Catching My Eye

I’ve run across several extremely interesting observations from econbloggers this morning that I thought I’d share with you.

•  Brad Setser has an interesting take on PBoC President Zhou’s comments on the dollar of last week. As I read it he sees it as continuing justification for China pegging the yuan to the dollar.

•  Edward Harrison at naked capitalism argues an interesting case: Obama isn’t the 21st century Roosevelt but the 21st century Hoover.

•  Henry Blodget (along with others at Clusterstock) wonders why bankers, notably BoA’s Ken Lewis, are getting such kid glove treatement while GM’s Rick Wagoner gets the axe. I think I can explain that. The White House’s pool of economic advisor’s isn’t filled to the brim with auto execs.

•  The Good News Economist lists the positive indications for the economy.

That’s the lot.

8 comments… add one
  • Drew Link

    Speaking of eye catchers: If true, this is incredible.

    This was emailed to me. I have no idea if “Zerohedge” is a reputable site or whether this piece has any credibilty. Do any readers know?

    (DS – I hope its OK to post something like this on your site.)

  • No problem, Drew.

    It’s certainly interesting. If anybody ever had the idea that we could shove $1 trillion at banks and insurance companies and not distort the market to the point at which nobody could figure out who had the button, they were kidding themselves.

  • PD Shaw Link

    Interesting, but I question the whole conspiratorial ring about AIG unwinding portfolios. I thought that’s what AIG was supposed to do. I thought AIG was getting out of some of its business lines, and that the government funding helped it unwind over a more generous time frame than insolvency in the midst of a credit crisis. Also, the government was worried less about AIG, than the (too big to fail) banks AIG had deals with.

  • PD, I think the issue is less one of conspiracy-hunting than of trying to cipher out what’s going on with the banks. If most or all of the the banks’ bottom line can be attributed to federal money, it’s different than if it isn’t.

  • Drew Link

    PD –

    It seems to me the issue is one of 1) preferential treatment of bank’s (private) security holders and 2) transparency. Now, you could say to me “what are you talking about?” The bank’s securities holders are getting gobs of govt money. Yes, but not at the detriment of AIG’s. Also, it doesn’t seem to me that there is a general understanding that this is going on.

    In addition, as I snarked to odo over at OTB, does he support Obama’s announcement today that all Citi and BofA shareholders get GM cars for half price??

  • PD Shaw Link

    OK, conspiracy-hunting might be a better characterization of your regular commentor that predicts the new CEO of GM will be driving a Ford. (Oh yea, that’s me)

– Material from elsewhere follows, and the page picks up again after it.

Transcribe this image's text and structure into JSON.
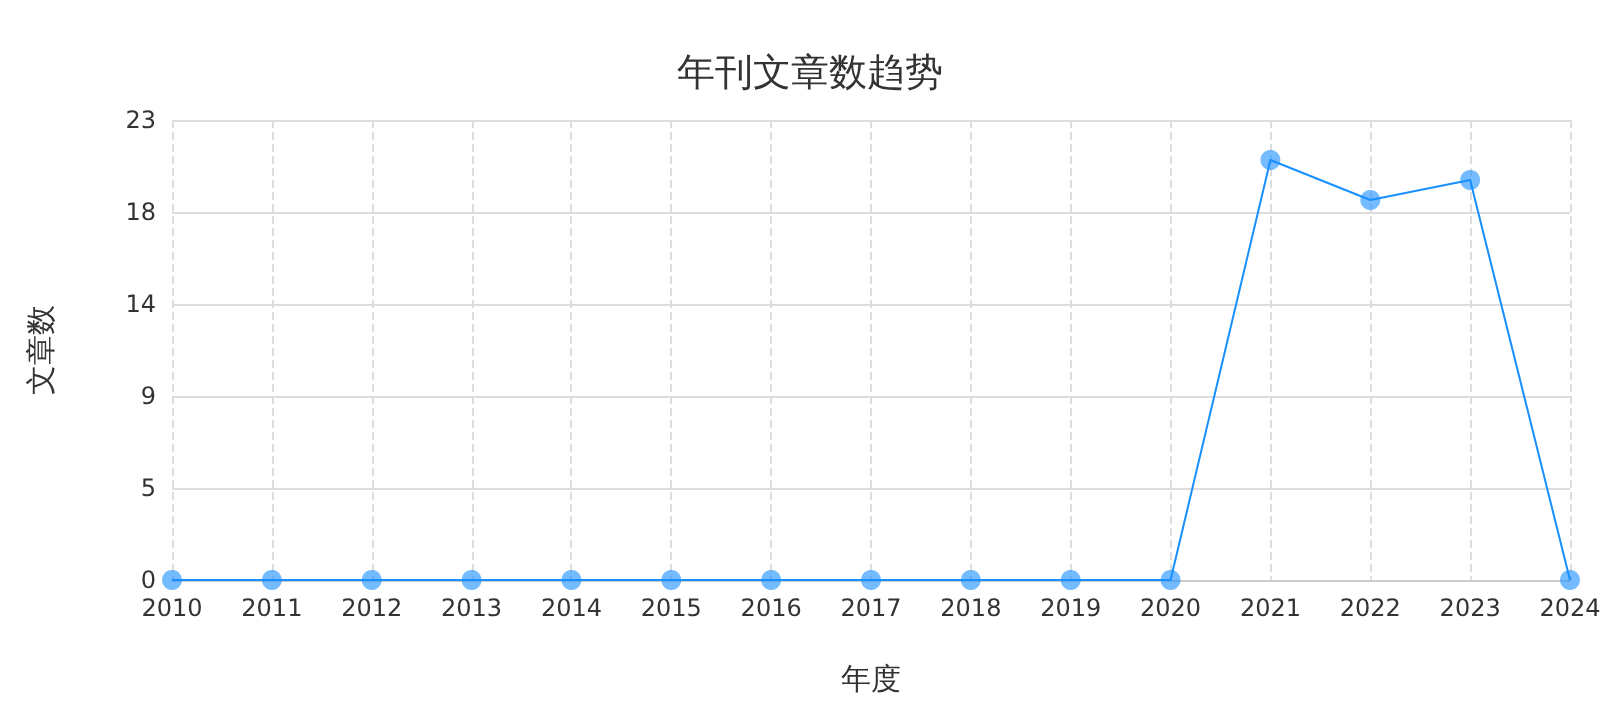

    But Tom Maguire pointed out a few weeks ago that the AIG money was going to the big banks, including foreign banks. I guess that made sense to me, to the extent that AIG was not too big to fail, the banks for whom it was contracting for counterparty risk were.

    Transparent? Hell no. One of the reasons I commented was to see if I might be corrected on my assumption that AIG is getting out of its more risky ventures. If I were running AIG, I’d be advertising it; its name has become synonymous with risk and uncertainty; how can it sell insurance?

  • PD Shaw Link

    BTW/ isn’t the reason that Ken Lewis is still around that he is doing the government’s bidding, specifically he got BofA to buy Merill Lynch? Is the CEO of Chrysler going to be around in 30 days? Probably depends on whether he makes the deal.